Excessive Force
by digby
A bunch of readers have sent this story to me today and it fits in quite well with another than that several forwarded to me yesterday. First, we have a vast number of ER docs saying that based upon their observations of injuries, police often use excessive force:
In a survey of a random sample of U.S. emergency physicians, virtually all said they believed that law enforcement officers use excessive force to arrest and detain suspects. The sample included 315 respondents. While 99.8 percent believed excessive force is used, almost as many (97.8 percent) reported that they had managed cases that they suspected or that the patient stated had involved excessive use of force by law enforcement officers. Nearly two thirds (65.3 percent) estimated that they had treated two or more cases of suspected excessive use of force per year among their patients, according to a report of the survey published in the January 2009 issue of the Emergency Medicine Journal. Dr. Jared Strote of the University of Washington, Seattle, and a multicenter team also found that emergency physicians at public teaching hospitals were roughly four times more likely to report managing cases of suspected use of excessive force than those at university or community teaching emergency departments. Blunt trauma inflicted by fists or feet was the most common type of injury cited in cases of suspected use of excessive force, followed by “overly tight” handcuffs. Most emergency physicians (71.2 percent) admitted that they did not report cases of suspected use of excessive force by law enforcement officers. A large majority (96.5 percent) reported that they had no departmental policies on reporting their suspicions or they did not know of a policy to guide their actions, and 93.7 percent said they had received no education or training in dealing with these situations. However, most emergency physicians (69.5 percent) felt that it was within their scope of practice to refer cases of suspected use of excessive force for investigation and almost half (47.9 percent) felt that emergency physicians should be legally required to report cases of suspected use of excessive force by law enforcement officers.

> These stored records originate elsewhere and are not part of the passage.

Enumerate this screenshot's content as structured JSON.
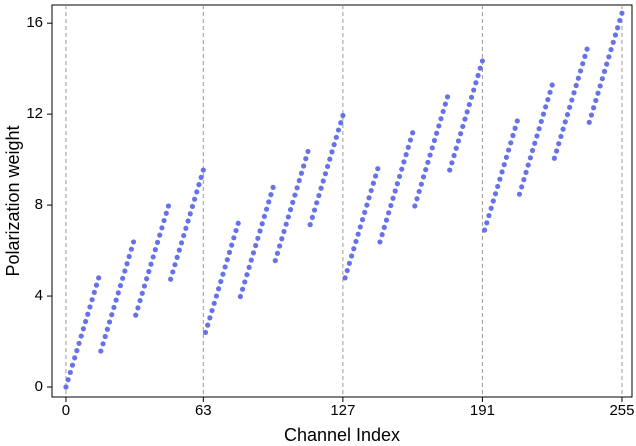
{
  "chart_data": {
    "type": "scatter",
    "x_label": "Channel Index",
    "y_label": "Polarization weight",
    "color": "#6673e8",
    "grid_x": true,
    "xlim": [
      -6.4,
      259.6
    ],
    "ylim": [
      -0.44,
      16.8
    ],
    "xticks": [
      0,
      63,
      127,
      191,
      255
    ],
    "yticks": [
      0,
      4,
      8,
      12,
      16
    ],
    "x": [
      0,
      1,
      2,
      3,
      4,
      5,
      6,
      7,
      8,
      9,
      10,
      11,
      12,
      13,
      14,
      15,
      16,
      17,
      18,
      19,
      20,
      21,
      22,
      23,
      24,
      25,
      26,
      27,
      28,
      29,
      30,
      31,
      32,
      33,
      34,
      35,
      36,
      37,
      38,
      39,
      40,
      41,
      42,
      43,
      44,
      45,
      46,
      47,
      48,
      49,
      50,
      51,
      52,
      53,
      54,
      55,
      56,
      57,
      58,
      59,
      60,
      61,
      62,
      63,
      64,
      65,
      66,
      67,
      68,
      69,
      70,
      71,
      72,
      73,
      74,
      75,
      76,
      77,
      78,
      79,
      80,
      81,
      82,
      83,
      84,
      85,
      86,
      87,
      88,
      89,
      90,
      91,
      92,
      93,
      94,
      95,
      96,
      97,
      98,
      99,
      100,
      101,
      102,
      103,
      104,
      105,
      106,
      107,
      108,
      109,
      110,
      111,
      112,
      113,
      114,
      115,
      116,
      117,
      118,
      119,
      120,
      121,
      122,
      123,
      124,
      125,
      126,
      127,
      128,
      129,
      130,
      131,
      132,
      133,
      134,
      135,
      136,
      137,
      138,
      139,
      140,
      141,
      142,
      143,
      144,
      145,
      146,
      147,
      148,
      149,
      150,
      151,
      152,
      153,
      154,
      155,
      156,
      157,
      158,
      159,
      160,
      161,
      162,
      163,
      164,
      165,
      166,
      167,
      168,
      169,
      170,
      171,
      172,
      173,
      174,
      175,
      176,
      177,
      178,
      179,
      180,
      181,
      182,
      183,
      184,
      185,
      186,
      187,
      188,
      189,
      190,
      191,
      192,
      193,
      194,
      195,
      196,
      197,
      198,
      199,
      200,
      201,
      202,
      203,
      204,
      205,
      206,
      207,
      208,
      209,
      210,
      211,
      212,
      213,
      214,
      215,
      216,
      217,
      218,
      219,
      220,
      221,
      222,
      223,
      224,
      225,
      226,
      227,
      228,
      229,
      230,
      231,
      232,
      233,
      234,
      235,
      236,
      237,
      238,
      239,
      240,
      241,
      242,
      243,
      244,
      245,
      246,
      247,
      248,
      249,
      250,
      251,
      252,
      253,
      254,
      255
    ],
    "values": [
      0,
      0.32,
      0.64,
      0.96,
      1.28,
      1.6,
      1.92,
      2.24,
      2.56,
      2.88,
      3.2,
      3.52,
      3.84,
      4.16,
      4.48,
      4.8,
      1.58,
      1.9,
      2.22,
      2.54,
      2.86,
      3.18,
      3.5,
      3.82,
      4.14,
      4.46,
      4.78,
      5.1,
      5.42,
      5.74,
      6.06,
      6.38,
      3.16,
      3.48,
      3.8,
      4.12,
      4.44,
      4.76,
      5.08,
      5.4,
      5.72,
      6.04,
      6.36,
      6.68,
      7,
      7.32,
      7.64,
      7.96,
      4.74,
      5.06,
      5.38,
      5.7,
      6.02,
      6.34,
      6.66,
      6.98,
      7.3,
      7.62,
      7.94,
      8.26,
      8.58,
      8.9,
      9.22,
      9.54,
      2.4,
      2.72,
      3.04,
      3.36,
      3.68,
      4,
      4.32,
      4.64,
      4.96,
      5.28,
      5.6,
      5.92,
      6.24,
      6.56,
      6.88,
      7.2,
      3.98,
      4.3,
      4.62,
      4.94,
      5.26,
      5.58,
      5.9,
      6.22,
      6.54,
      6.86,
      7.18,
      7.5,
      7.82,
      8.14,
      8.46,
      8.78,
      5.56,
      5.88,
      6.2,
      6.52,
      6.84,
      7.16,
      7.48,
      7.8,
      8.12,
      8.44,
      8.76,
      9.08,
      9.4,
      9.72,
      10.04,
      10.36,
      7.14,
      7.46,
      7.78,
      8.1,
      8.42,
      8.74,
      9.06,
      9.38,
      9.7,
      10.02,
      10.34,
      10.66,
      10.98,
      11.3,
      11.62,
      11.94,
      4.8,
      5.12,
      5.44,
      5.76,
      6.08,
      6.4,
      6.72,
      7.04,
      7.36,
      7.68,
      8,
      8.32,
      8.64,
      8.96,
      9.28,
      9.6,
      6.38,
      6.7,
      7.02,
      7.34,
      7.66,
      7.98,
      8.3,
      8.62,
      8.94,
      9.26,
      9.58,
      9.9,
      10.22,
      10.54,
      10.86,
      11.18,
      7.96,
      8.28,
      8.6,
      8.92,
      9.24,
      9.56,
      9.88,
      10.2,
      10.52,
      10.84,
      11.16,
      11.48,
      11.8,
      12.12,
      12.44,
      12.76,
      9.54,
      9.86,
      10.18,
      10.5,
      10.82,
      11.14,
      11.46,
      11.78,
      12.1,
      12.42,
      12.74,
      13.06,
      13.38,
      13.7,
      14.02,
      14.34,
      6.9,
      7.22,
      7.54,
      7.86,
      8.18,
      8.5,
      8.82,
      9.14,
      9.46,
      9.78,
      10.1,
      10.42,
      10.74,
      11.06,
      11.38,
      11.7,
      8.48,
      8.8,
      9.12,
      9.44,
      9.76,
      10.08,
      10.4,
      10.72,
      11.04,
      11.36,
      11.68,
      12,
      12.32,
      12.64,
      12.96,
      13.28,
      10.06,
      10.38,
      10.7,
      11.02,
      11.34,
      11.66,
      11.98,
      12.3,
      12.62,
      12.94,
      13.26,
      13.58,
      13.9,
      14.22,
      14.54,
      14.86,
      11.64,
      11.96,
      12.28,
      12.6,
      12.92,
      13.24,
      13.56,
      13.88,
      14.2,
      14.52,
      14.84,
      15.16,
      15.48,
      15.8,
      16.12,
      16.44
    ]
  }
}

Imagine if tasering were added into the definition of excessive force, as it should be. (It doesn’t usually leave marks, so these doctors don’t see it unless the person is one of the growing number of those who are injured thudding to the ground, suffer heart attacks or … die.)
And speaking of excessive force:
Two Newburgh Heights police officers and a dispatcher were indicted Tuesday on felonious assault charges for their roles in using a Taser on a drunken driving suspect. Joseph Szelenyi, 31, of Newburgh Heights; Bobby Hoover, 32, of Brunswick; and dispatcher Christopher Minek, 25, of Strongsville are accused of hitting Kim Bankhead several times with a Taser during her arrest and processing following a traffic stop Nov. 25, 2007. Bankhead was driving away from the Crankshaft Bar with her ex-husband about 9 p.m. that evening when Hoover pulled her over. He said she smelled of alcohol and arrested her for operating a vehicle while intoxicated. Szelenyi drove up to assist. Szelenyi used a Taser twice while attempting to handcuff her and place her in the police car, said Ryan Miday, spokesman for Cuyahoga County prosecutor’s office. When they arrived at the station where Minek was working, they handcuffed Bankhead to a bench. Hoover then hit her twice with a Taser and Minek once, Miday said. At her Feb. 25 Municipal Court hearing, Bankhead pleaded no contest to operating a vehicle while intoxicated. Charges of disorderly conduct, driving in a prohibited area, failure to yield and resisting arrest were dismissed. Bankhead filed a civil suit in October against the city and three men. She is asking for $2 million.
The interesting thing about this is that they charged these officers with felonious assault with a taser. Cases like this could lead to some interesting legal reevaluation of weapon. After all, we’ve been told over and over again that there’s no harm in tasering — it’s just a little zap that doesn’t do anyone any harm. But if you can be indicted for using a taser as a weapon then someone, at least, sees that there is inherent harm in shooting people with electricity (it’s hard to believe that isn’t simple common sense) and that police should not be allowed to use them impunity any more than they can use a billy cub or a gun with impunity.
In most cases so far, the police are found to be not guilty of a crime, but at some point it’s going to become obvious that these are dangerous weapons and that standards have to be strictly enforced. This zap first and and ask questions later mentality (and the impending use of a new generation of weapons to quell dissent and break up lawful gatherings) is bound to bring these legal question to the fore. Let’s hope we haven’t gone so far down the torture rabbit hole that it’s too late.